Thursday, December 17, 2020

Attorney General Bill Barr's fall from grace

According to Matt Ford of The New Republic, Attorney General William Barr, who recently announced his resignation, did more damage to the rule of law than any other attorney general in American history. He transformed the Justice Department into a partisan cudgel for President Donald Trump, undercutting probes that might damage the White House and doling out special treatment for presidential allies who broke the law. He treated hypocrisy like a virtue and self-awareness as a vice.

Barr set out to dismantle the work of the Mueller investigation. Earlier this year, the Justice Department’s upper ranks overrode a sentencing recommendation by career prosecutors for Roger Stone, a close Trump ally who was convicted of lying to Congress about the Russia investigation. The second version of the recommendation all but pleaded with the judge for leniency—a quality that Barr does not extend to people who aren’t friends with Donald Trump. Under Barr’s watch, Justice Department prosecutors also tried to withdraw their case against former national security adviser Michael Flynn, who pleaded guilty to lying to the FBI to avoid prosecution on other charges. Trump eventually intervened in both cases with the use of his pardon power, and may ultimately use it to wipe away legal consequences for other allies over the past four years.
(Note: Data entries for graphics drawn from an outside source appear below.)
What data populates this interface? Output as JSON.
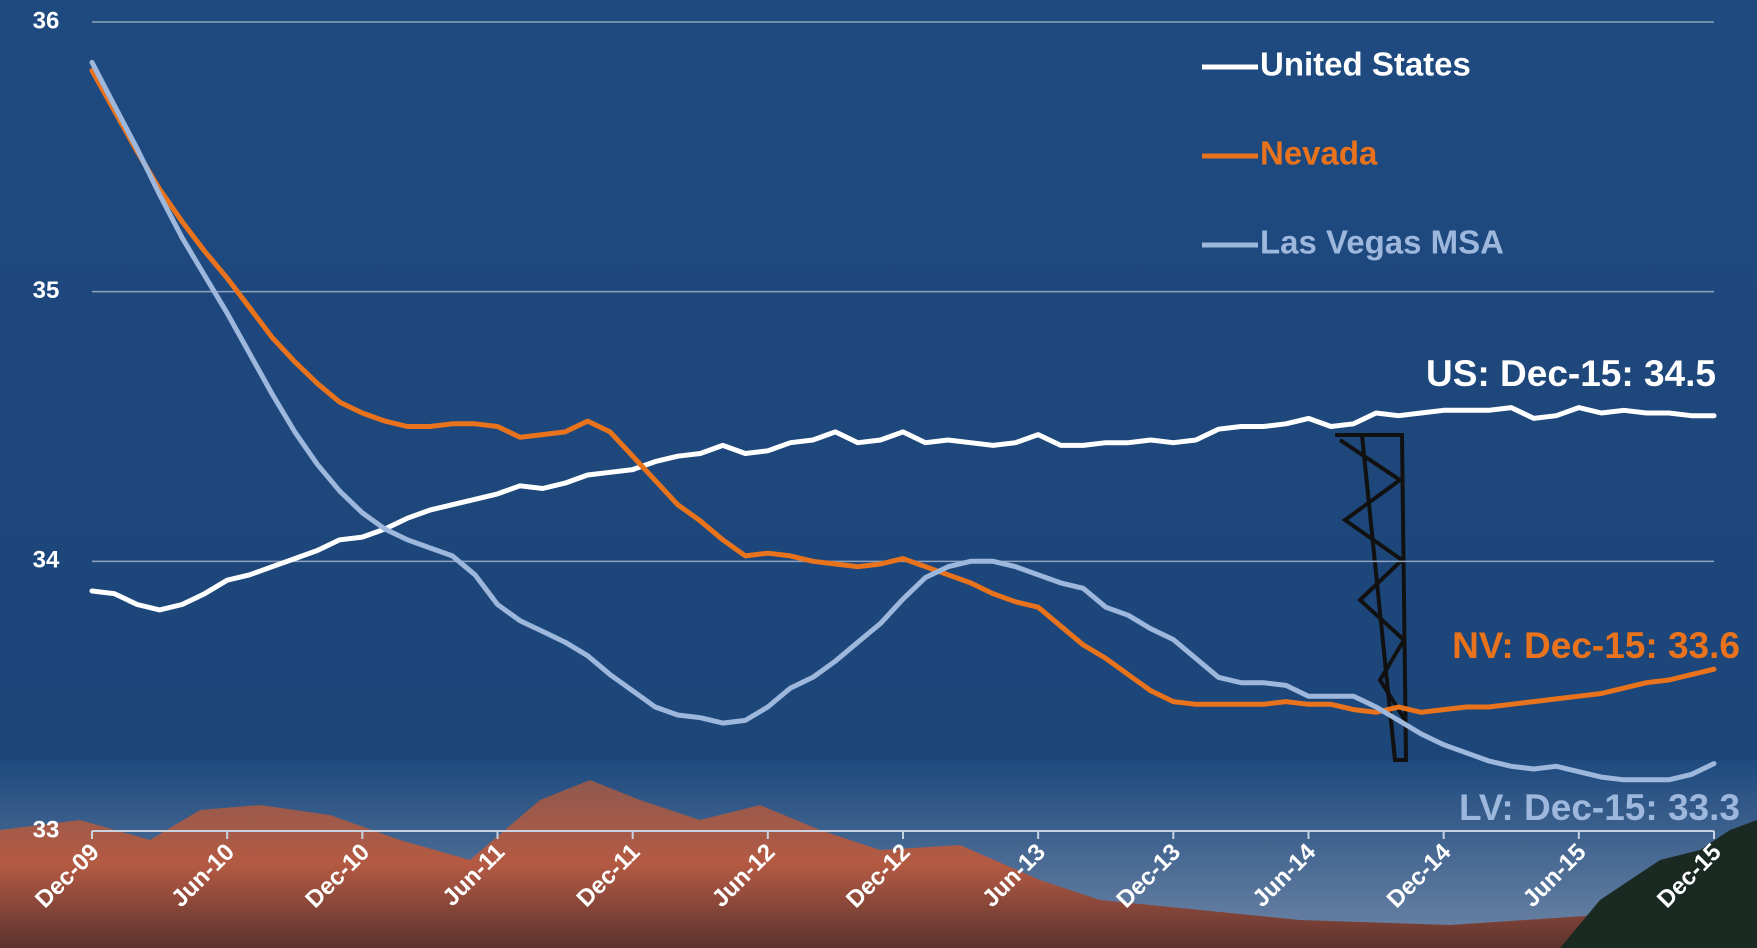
{
  "chart_data": {
    "type": "line",
    "categories": [
      "Dec-09",
      null,
      null,
      null,
      null,
      null,
      "Jun-10",
      null,
      null,
      null,
      null,
      null,
      "Dec-10",
      null,
      null,
      null,
      null,
      null,
      "Jun-11",
      null,
      null,
      null,
      null,
      null,
      "Dec-11",
      null,
      null,
      null,
      null,
      null,
      "Jun-12",
      null,
      null,
      null,
      null,
      null,
      "Dec-12",
      null,
      null,
      null,
      null,
      null,
      "Jun-13",
      null,
      null,
      null,
      null,
      null,
      "Dec-13",
      null,
      null,
      null,
      null,
      null,
      "Jun-14",
      null,
      null,
      null,
      null,
      null,
      "Dec-14",
      null,
      null,
      null,
      null,
      null,
      "Jun-15",
      null,
      null,
      null,
      null,
      null,
      "Dec-15"
    ],
    "series": [
      {
        "name": "United States",
        "color": "#ffffff",
        "values": [
          33.89,
          33.88,
          33.84,
          33.82,
          33.84,
          33.88,
          33.93,
          33.95,
          33.98,
          34.01,
          34.04,
          34.08,
          34.09,
          34.12,
          34.16,
          34.19,
          34.21,
          34.23,
          34.25,
          34.28,
          34.27,
          34.29,
          34.32,
          34.33,
          34.34,
          34.37,
          34.39,
          34.4,
          34.43,
          34.4,
          34.41,
          34.44,
          34.45,
          34.48,
          34.44,
          34.45,
          34.48,
          34.44,
          34.45,
          34.44,
          34.43,
          34.44,
          34.47,
          34.43,
          34.43,
          34.44,
          34.44,
          34.45,
          34.44,
          34.45,
          34.49,
          34.5,
          34.5,
          34.51,
          34.53,
          34.5,
          34.51,
          34.55,
          34.54,
          34.55,
          34.56,
          34.56,
          34.56,
          34.57,
          34.53,
          34.54,
          34.57,
          34.55,
          34.56,
          34.55,
          34.55,
          34.54,
          34.54
        ]
      },
      {
        "name": "Nevada",
        "color": "#e8731c",
        "values": [
          35.82,
          35.67,
          35.52,
          35.38,
          35.26,
          35.15,
          35.05,
          34.94,
          34.83,
          34.74,
          34.66,
          34.59,
          34.55,
          34.52,
          34.5,
          34.5,
          34.51,
          34.51,
          34.5,
          34.46,
          34.47,
          34.48,
          34.52,
          34.48,
          34.39,
          34.3,
          34.21,
          34.15,
          34.08,
          34.02,
          34.03,
          34.02,
          34.0,
          33.99,
          33.98,
          33.99,
          34.01,
          33.98,
          33.95,
          33.92,
          33.88,
          33.85,
          33.83,
          33.76,
          33.69,
          33.64,
          33.58,
          33.52,
          33.48,
          33.47,
          33.47,
          33.47,
          33.47,
          33.48,
          33.47,
          33.47,
          33.45,
          33.44,
          33.46,
          33.44,
          33.45,
          33.46,
          33.46,
          33.47,
          33.48,
          33.49,
          33.5,
          33.51,
          33.53,
          33.55,
          33.56,
          33.58,
          33.6
        ]
      },
      {
        "name": "Las Vegas MSA",
        "color": "#9db7dd",
        "values": [
          35.85,
          35.69,
          35.53,
          35.36,
          35.2,
          35.06,
          34.92,
          34.77,
          34.62,
          34.48,
          34.36,
          34.26,
          34.18,
          34.12,
          34.08,
          34.05,
          34.02,
          33.95,
          33.84,
          33.78,
          33.74,
          33.7,
          33.65,
          33.58,
          33.52,
          33.46,
          33.43,
          33.42,
          33.4,
          33.41,
          33.46,
          33.53,
          33.57,
          33.63,
          33.7,
          33.77,
          33.86,
          33.94,
          33.98,
          34.0,
          34.0,
          33.98,
          33.95,
          33.92,
          33.9,
          33.83,
          33.8,
          33.75,
          33.71,
          33.64,
          33.57,
          33.55,
          33.55,
          33.54,
          33.5,
          33.5,
          33.5,
          33.46,
          33.41,
          33.36,
          33.32,
          33.29,
          33.26,
          33.24,
          33.23,
          33.24,
          33.22,
          33.2,
          33.19,
          33.19,
          33.19,
          33.21,
          33.25
        ]
      }
    ],
    "annotations": [
      {
        "text": "US: Dec-15: 34.5",
        "color": "#ffffff"
      },
      {
        "text": "NV: Dec-15: 33.6",
        "color": "#e8731c"
      },
      {
        "text": "LV: Dec-15: 33.3",
        "color": "#9db7dd"
      }
    ],
    "ylim": [
      33,
      36
    ],
    "yticks": [
      33,
      34,
      35,
      36
    ],
    "grid": true
  }
}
Like the president and many other Americans, Barr also appears to believe too much of what he sees on Fox News. He shares Trump’s unfounded belief that widespread voter fraud exists, and followed the president’s lead in sapping public confidence in the American electoral system throughout the year. Barr claimed from time to time that a foreign power could inundate states with fraudulent mail-in ballots, a scenario that election officials and experts said would be easy to detect and logistically impossible to carry out. In an interview with a Chicago Tribune columnist this fall, Barr baselessly complained that “there’s no secret vote” with mail-in balloting, and that elections could be decided by corrupt big-city machines and bought-off mailmen.

It’s now axiomatic in conservative circles that Democrats tried to sabotage Trump during the 2016 election and transition period, and that the 2020 election was marred by some sort of systemic fraud that deprived Trump of victory. Barr did not invent either of these conspiracy theories, but he used the full weight and influence of the Justice Department to give them credence at every turn. For all of Barr’s pieties about the decay of the American republic, there are few in public life who have contributed more to it.

It’s fitting, then, that what appears to have driven Barr from his post was his failure to give Trump everything he wanted. There was no October surprise against Joe Biden from the FBI this year like the one that helped fell Hillary Clinton in 2016. Federal prosecutors found no evidence to support Trump’s lies about widespread voter fraud, even though Barr effectively gave them carte blanche to pursue it. That news turned both Trump and the conservative base writ large against one of their most loyal foot soldiers. Barr was more than happy to serve as the Tudor-era lord chancellor to Trump’s Henry VIII–like presidency. But he forgot how that ended for Thomas More and Thomas Cromwell.